I thought this was pretty cool and elegant, so I did something similar. First, I downloaded a lot of content1 from Journal of Vision, which is a journal in the field of vision science. Although I’ve questioned this journals’ open-access status, it’s content can be downloaded freely, which made it suitable for the purpose of automated data mining. Next, I extracted all statistics that were formatted exactly as t(X) = X, p = X or F(X,X) = X, p = X. In other words, I analyzed only t tests and ANOVAs.

Of course, it’s better to retrieve the statistics by going through each and every paper manually, like Masicampo and Lalande appear to have done. But I decided to save a few lifetimes of work and go with a regular-expression search, which is an automated way to search text for specific patterns. And although this approach no doubt missed a lot of p values, I nevertheless ended up with 2063 p values across 298 papers. In total there were 1999 papers, but this also included many conference abstracts, which generally don’t contain any statistics. So, assuming that there were about 1000 full articles, I managed to extract statistics from about 30% of them.

This set of 2063 p values is smaller than the set of 3494 p values analyzed by Masicampo and Lalande. But it comes close and is enough to fit a nice distribution.

So was there also a ‘peculiar prevalence of p values just below .05’ in this dataset?

No, much to my disappointment there was not.

On the left side of the figure above, you see can the full distribution of p values. The dashed line indicates the .05 threshold and everything to the left of this line is ‘significant’. A large proportion (47%) of all p values is significant. This is typical, among other things because, as I already mentioned, it is difficult to publish non-significant results (i.e. publication bias).

Now look at right part of the figure, which zooms in on the range between .01 and .1. In Masicampo and Lalande’s dataset, there was a bump in the shaded region between .045 and .05 (i.e. just below .05). But in this dataset there is no such bump: p values just below .05 are just as common as you would expect them to be based on the rest of the distribution. We do see a number of clear and regularly spaced peaks, but these are simply due to rounding: Many authors round their p values to two decimals, so a lot of p values are exactly .03, .04, .05, etc. This rounding phenomenon is not evident in Masicampo and Lalande’s distributions, probably because they re-calculated p values themselves whenever the exact p value was not reported. What is actually quite striking is that the .05 rounding peak is not too different from the other rounding peaks. When you think of it, this suggests that authors have occasionally chosen to round up their p value of, say, .04912 to .05. Well, that’s noble in a way, I suppose.

So, at the risk of taking this analysis too seriously, what can we conclude from this? An optimistic conclusion is that Journal of Vision authors are on their best behavior, and don’t tweak their results in the same way that contributors to Psychological Science, Journal of Experimental Psychology: General, and Journal of Personality and Social Psychology do.

Or, alternatively, Journal of Vision authors simply tweak their p values in more sophisticated ways.


Masicampo, E. J., & Lalande, D. R. (2012).

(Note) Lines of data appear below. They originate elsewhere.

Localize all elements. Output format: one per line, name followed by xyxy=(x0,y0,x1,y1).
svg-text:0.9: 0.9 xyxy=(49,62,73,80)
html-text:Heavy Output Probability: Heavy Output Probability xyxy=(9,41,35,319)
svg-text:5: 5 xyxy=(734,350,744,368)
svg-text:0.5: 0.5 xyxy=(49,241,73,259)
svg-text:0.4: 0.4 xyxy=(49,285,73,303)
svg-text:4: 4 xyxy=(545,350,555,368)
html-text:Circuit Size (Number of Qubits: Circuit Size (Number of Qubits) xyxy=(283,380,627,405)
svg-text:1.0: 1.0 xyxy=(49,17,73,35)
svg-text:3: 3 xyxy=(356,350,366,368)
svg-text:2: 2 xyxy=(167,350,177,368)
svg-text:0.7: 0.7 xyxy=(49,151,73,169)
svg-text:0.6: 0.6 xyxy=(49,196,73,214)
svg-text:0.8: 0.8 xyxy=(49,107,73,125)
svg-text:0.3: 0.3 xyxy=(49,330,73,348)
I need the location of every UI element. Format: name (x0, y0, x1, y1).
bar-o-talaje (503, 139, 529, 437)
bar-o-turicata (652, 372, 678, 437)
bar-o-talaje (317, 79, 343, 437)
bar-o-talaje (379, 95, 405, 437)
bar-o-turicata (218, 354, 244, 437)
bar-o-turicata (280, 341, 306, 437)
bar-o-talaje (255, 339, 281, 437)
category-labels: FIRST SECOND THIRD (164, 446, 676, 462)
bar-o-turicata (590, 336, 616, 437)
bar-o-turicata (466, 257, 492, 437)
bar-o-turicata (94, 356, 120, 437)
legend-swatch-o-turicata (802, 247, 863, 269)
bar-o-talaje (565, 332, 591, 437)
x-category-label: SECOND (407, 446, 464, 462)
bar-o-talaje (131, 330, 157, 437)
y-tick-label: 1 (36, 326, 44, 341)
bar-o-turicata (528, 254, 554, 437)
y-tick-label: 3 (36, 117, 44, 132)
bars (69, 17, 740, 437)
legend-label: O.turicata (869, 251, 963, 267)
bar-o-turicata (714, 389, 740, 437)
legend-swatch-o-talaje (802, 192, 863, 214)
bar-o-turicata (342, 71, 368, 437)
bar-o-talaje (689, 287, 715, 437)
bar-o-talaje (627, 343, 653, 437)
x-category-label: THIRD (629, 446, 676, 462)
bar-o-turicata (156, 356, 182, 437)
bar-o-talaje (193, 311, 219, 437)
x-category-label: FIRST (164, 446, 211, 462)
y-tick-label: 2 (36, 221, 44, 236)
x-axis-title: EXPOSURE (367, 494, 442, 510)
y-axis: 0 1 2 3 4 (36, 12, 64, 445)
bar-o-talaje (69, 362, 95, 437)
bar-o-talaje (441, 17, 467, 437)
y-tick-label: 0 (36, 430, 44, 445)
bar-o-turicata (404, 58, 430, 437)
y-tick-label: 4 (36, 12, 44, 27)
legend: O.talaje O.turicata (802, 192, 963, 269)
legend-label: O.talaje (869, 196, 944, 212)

A peculiar prevalence of p values just below .05. The Quarterly Journal of Experimental Psychology, 65(11), 2271–2279. doi:10.1080/17470218.2012.711335

Mathôt, S. (2013). 2063 F and t tests extracted from articles in Journal of Vision. figShare. doi:10.6084/m9.figshare.832497

Simmons, J. P., Nelson, L. D., & Simonsohn, U. (2011). False-positive psychology: Undisclosed flexibility in data collection and analysis allows presenting anything as significant. Psychological Science, 22(11), 1359–1366. doi:10.1177/0956797611417632

  1. I downloaded from volumes 2 to 13, numbers 2 to 12, and articles 1 to 19. You can use these numbers to retrieve the full text via direct links, such as You can download the full dataset from FigShare (Mathôt, 2013).